Proving the equation using binomial theorem

Question

I want to prove this theorem using Binomial theorem and I've got trouble in understanding 3rd step if anyone knows why please explain :) Prove that sum:

$\sum_{r=0}^{k}\binom{m}{r}\binom{n}{k-r}=\binom{m+n}{k}$

1st step:
$(1+y)^{m+n}=(1+y)^m(1+y)^n$

2nd step: we use the binomial theorem formula and evaluate that sum $\sum_{m+n}^{r=0}\binom{m+n}{r}y^r=\sum_{r=0}^{m}\binom{m}{r}y^r \sum_{r=0}^{n}\binom{n}{r}y^r$

3step: equating the coefficient of $y^k$

$\binom{m+n}{k}=\binom{m}{0}\binom{n}{k}+\binom{m}{1}\binom{n}{k-1}+...+\binom{m}{k}\binom{n}{k-k}$

Why and how is the 3rd step allowed? Thank you

Answer 1

If $c_0+c_1y+\cdots +c_{n+m}y^{n+m}=d_0+d_1y+\cdots +d_{n+m}y^{n+m}$ for all $y$ then $c_i=d_i$ for all $i$. This is a basic fact about polynomials (and comes from the fact that a non-zero polynomial has only finitely many zeros). This result allows you to equate the coefficients of like powers of $y$.

Answer 2

In the 3rd step, $$\sum_{k=0}^{m+n} {m+n\choose k} y^k = \sum_{i=0}^m {m\choose i} y^i\sum_{i=0}^n{n\choose j} y^j =\sum_{k=0}^{m+n} \sum_{i,j\atop i+j=k}{m\choose i}{n\choose j} y^k.$$ This gives the desired equation.

Answer 3

Let $a_i\in\mathbb R$ denote a constant for $i=0,1,\dots,n$.

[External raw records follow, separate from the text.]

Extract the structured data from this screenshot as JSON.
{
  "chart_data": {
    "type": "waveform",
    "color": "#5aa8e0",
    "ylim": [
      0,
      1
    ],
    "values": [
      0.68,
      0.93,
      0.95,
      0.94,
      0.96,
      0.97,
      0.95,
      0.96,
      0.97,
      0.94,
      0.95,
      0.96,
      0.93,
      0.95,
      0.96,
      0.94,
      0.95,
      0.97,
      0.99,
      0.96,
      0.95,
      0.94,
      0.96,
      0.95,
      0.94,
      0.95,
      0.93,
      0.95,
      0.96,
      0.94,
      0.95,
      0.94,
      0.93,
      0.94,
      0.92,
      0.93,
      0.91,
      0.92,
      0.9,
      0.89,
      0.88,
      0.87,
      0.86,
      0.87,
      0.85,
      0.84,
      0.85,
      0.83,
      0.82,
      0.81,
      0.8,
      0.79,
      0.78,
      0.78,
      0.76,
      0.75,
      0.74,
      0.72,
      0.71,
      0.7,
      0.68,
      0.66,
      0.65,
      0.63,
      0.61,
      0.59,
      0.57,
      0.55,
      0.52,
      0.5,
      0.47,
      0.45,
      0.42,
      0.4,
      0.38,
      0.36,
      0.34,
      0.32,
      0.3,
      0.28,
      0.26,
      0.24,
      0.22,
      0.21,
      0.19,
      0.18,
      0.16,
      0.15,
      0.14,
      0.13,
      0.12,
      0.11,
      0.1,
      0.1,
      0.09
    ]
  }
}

The function $\mathbb R\to\mathbb R$ prescribed by $x\mapsto\sum_{i=0}^na_ix^i$ is the same as the function $\mathbb R\to\mathbb R$ prescribed by $x\mapsto 0$ if and only if $a_i=0$ for every $i\in\{0,1,\dots,n\}$.

Sufficiency is obvious. Necessity is a consequence of the fact that the first function has at most $n$ roots if $a_i\neq0$ for some $i\in\{0,1,\dots,n\}$.

This can be applied by proving that two polynomial functions $p_1,p_2$ are the same (or equivalently $p_1-p_2$ is the zero function) if and only if they have the same coefficients.

Answer 4

By the equation of 2nd step,

Left: $$\binom{m+n}{0}y^{0}+\binom{m+n}{1}y^{1}+\cdots+\binom{m+n}{m+n-1}y^{m+n-1}+\binom{m+n}{m+n}y^{m+n}$$

The coefficient of $y^{k}$ is $\binom{m+n}{k}$

Right: $$(\binom{m}{0}y^{0}+\cdots+\binom{m}{m}y^{m})(\binom{n}{0}y^{0}+\cdots+\binom{n}{n}y^{n}) $$

The term $y^{k}$ come from $$\binom{m}{0}y^{0}\binom{n}{k}y^{k}+\binom{m}{1}y^{1}\binom{n}{k-1}y^{k-1}+ \cdots +\binom{m}{k-1}y^{k-1}\binom{n}{1}y^{1}+\binom{m}{k}y^{k}\binom{n}{0}y^{0}$$

So the coefficient of $y^{k}$ is $\binom{m}{0}\binom{n}{k} + \binom{m}{1}\binom{n}{k-1}+ \cdots +\binom{m}{k-1}\binom{n}{1}+\binom{m}{k}\binom{n}{0}$

By the equality of the equation of 2nd step, the coefficient of $y^{k}$ of left and right might be the same, so $$\binom{m+n}{k} = \binom{m}{0}\binom{n}{k} + \binom{m}{1}\binom{n}{k-1}+ \cdots +\binom{m}{k-1}\binom{n}{1}+\binom{m}{k}\binom{n}{0}$$